Scientific classification
- Kingdom: Animalia
- Phylum: Chordata
- Class: Aves
- Order: Passeriformes
- Family: Estrildidae
- Genus: Granatina
- Species: G. ianthinogaster
- Binomial name: Granatina ianthinogaster (Reichenow, 1879)

= Purple grenadier =

- Authority: (Reichenow, 1879)
- Conservation status: LC

Species of bird

The purple grenadier (Granatina ianthinogaster) is a common species of estrildid finch found in eastern Africa.

==Description==
The length averages 13.3 cm. All ages and sexes have a black tail, and adults have a red bill. The male has a cinnamon-colored head and neck with a blue patch surrounding the eye. The rump is purplish blue and the underparts are violet-blue with variable rufous patches. The female is smaller and mostly cinnamon brown with white barring on the underparts and silver-blue eyepatches. Juveniles are like females, but mostly unbarred tawny-brown with a reddish-brown bill.

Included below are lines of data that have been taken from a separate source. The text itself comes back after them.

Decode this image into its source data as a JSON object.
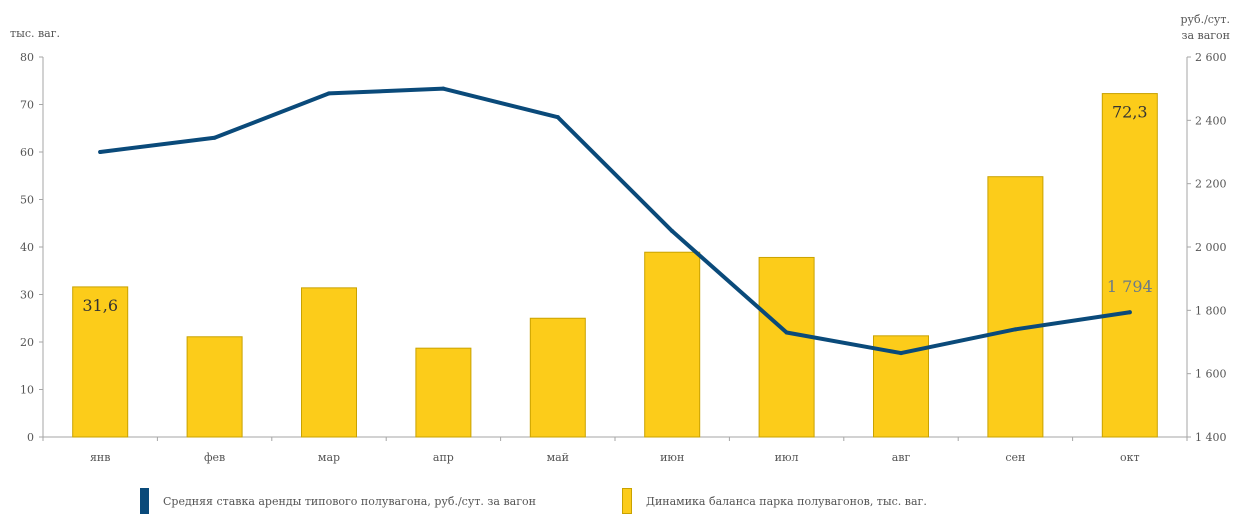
{
  "chart_data": {
    "type": "bar",
    "categories": [
      "янв",
      "фев",
      "мар",
      "апр",
      "май",
      "июн",
      "июл",
      "авг",
      "сен",
      "окт"
    ],
    "series": [
      {
        "name": "Динамика баланса парка полувагонов, тыс. ваг.",
        "kind": "bar",
        "axis": "left",
        "color": "#FCCC1A",
        "values": [
          31.6,
          21.1,
          31.4,
          18.7,
          25.0,
          38.9,
          37.8,
          21.3,
          54.8,
          72.3
        ]
      },
      {
        "name": "Средняя ставка аренды типового полувагона, руб./сут. за вагон",
        "kind": "line",
        "axis": "right",
        "color": "#0A4A7A",
        "values": [
          2300,
          2345,
          2485,
          2500,
          2410,
          2050,
          1730,
          1665,
          1740,
          1794
        ]
      }
    ],
    "y_left": {
      "label": "тыс. ваг.",
      "ylim": [
        0,
        80
      ],
      "ticks": [
        "0",
        "10",
        "20",
        "30",
        "40",
        "50",
        "60",
        "70",
        "80"
      ]
    },
    "y_right": {
      "label_line1": "руб./сут.",
      "label_line2": "за вагон",
      "ylim": [
        1400,
        2600
      ],
      "ticks": [
        "1 400",
        "1 600",
        "1 800",
        "2 000",
        "2 200",
        "2 400",
        "2 600"
      ]
    },
    "data_labels": [
      {
        "text": "31,6",
        "series": 0,
        "index": 0,
        "color": "#333333"
      },
      {
        "text": "72,3",
        "series": 0,
        "index": 9,
        "color": "#333333"
      },
      {
        "text": "1 794",
        "series": 1,
        "index": 9,
        "color": "#6B7A88"
      }
    ],
    "grid": false,
    "legend_position": "bottom"
  }
}
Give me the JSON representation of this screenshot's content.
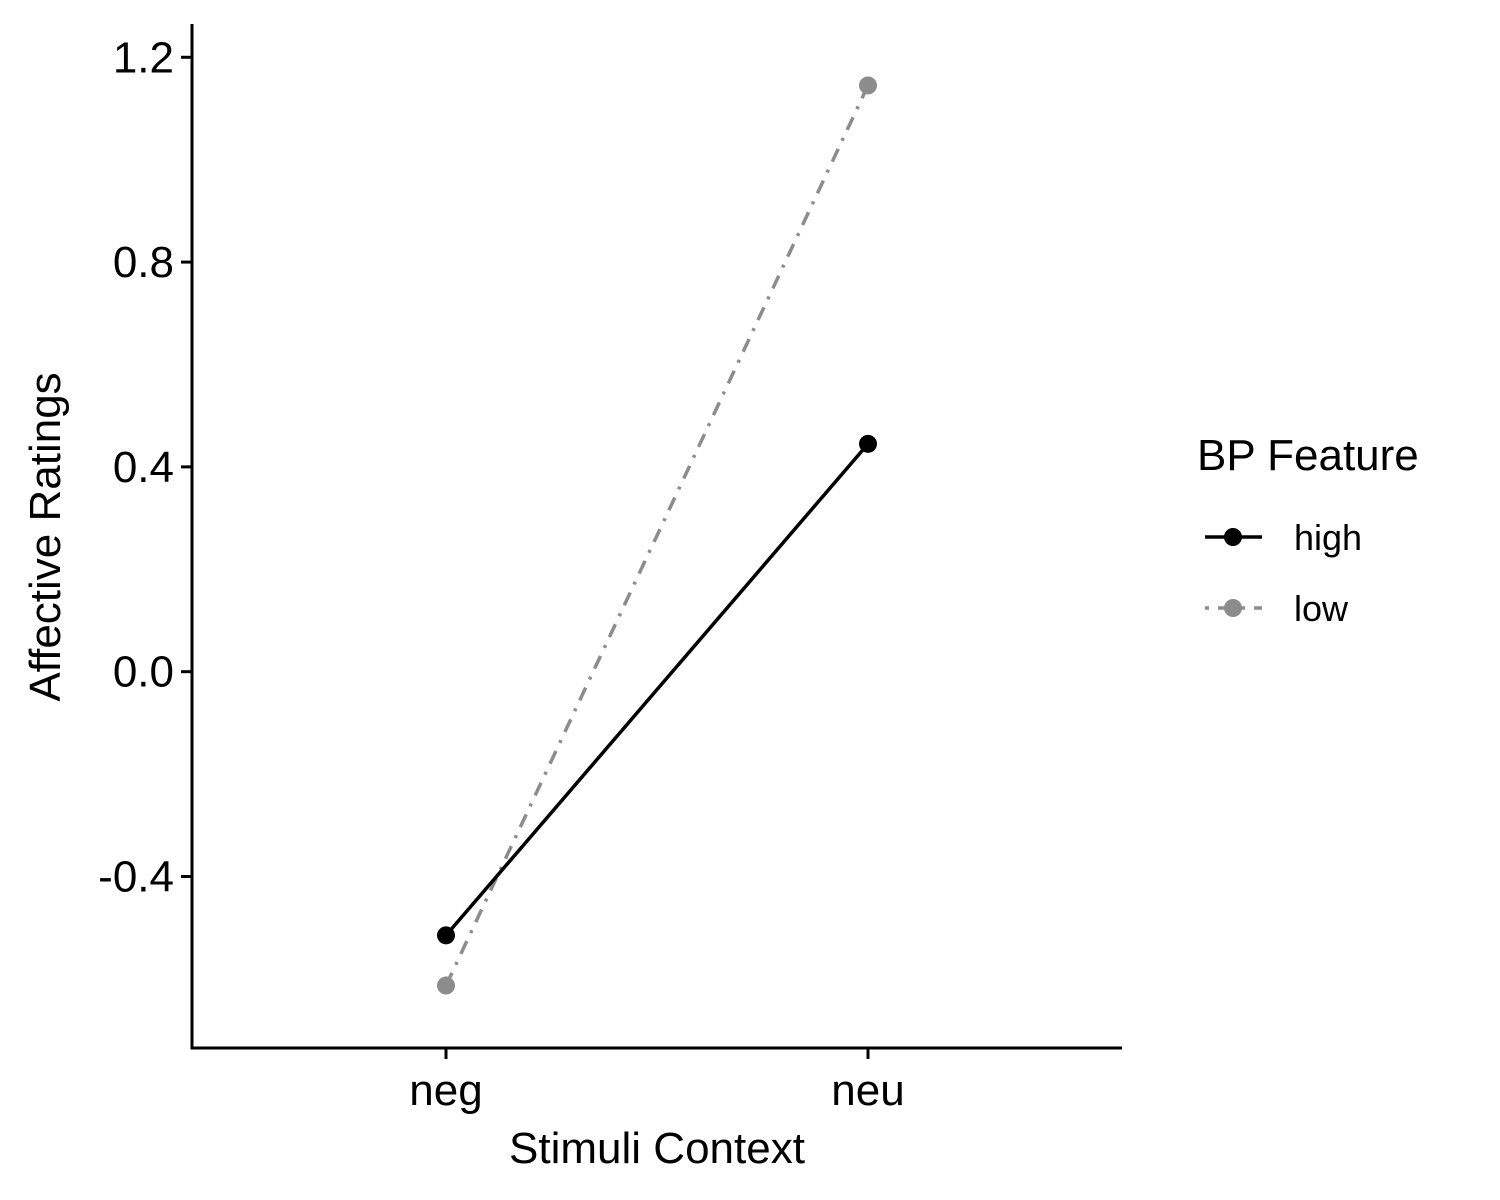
{
  "chart_data": {
    "type": "line",
    "title": "",
    "xlabel": "Stimuli Context",
    "ylabel": "Affective Ratings",
    "categories": [
      "neg",
      "neu"
    ],
    "ylim": [
      -0.735,
      1.265
    ],
    "yticks": [
      -0.4,
      0.0,
      0.4,
      0.8,
      1.2
    ],
    "ytick_labels": [
      "-0.4",
      "0.0",
      "0.4",
      "0.8",
      "1.2"
    ],
    "grid": false,
    "legend": {
      "title": "BP Feature",
      "position": "right"
    },
    "series": [
      {
        "name": "high",
        "values": [
          -0.515,
          0.445
        ],
        "color": "#000000",
        "line_style": "solid",
        "marker": "circle"
      },
      {
        "name": "low",
        "values": [
          -0.613,
          1.145
        ],
        "color": "#8c8c8c",
        "line_style": "dashdot",
        "marker": "circle"
      }
    ]
  }
}
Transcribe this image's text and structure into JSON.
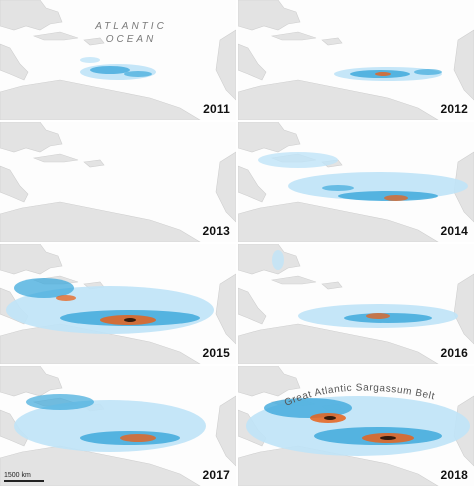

The song (in Kenya) is described as "a high, thin chit-cheet tsereea-ee-ee tsit-tsit, or cheerer cheet tsee-tsee sur-chit."

==Range and habitat==
It is found in subtropical and tropical (lowland) dry shrubland in Ethiopia, Kenya, Somalia, South Sudan, Tanzania and Uganda, an estimated global extent of occurrence of 1500000 km2. The status of the species is evaluated as Least Concern.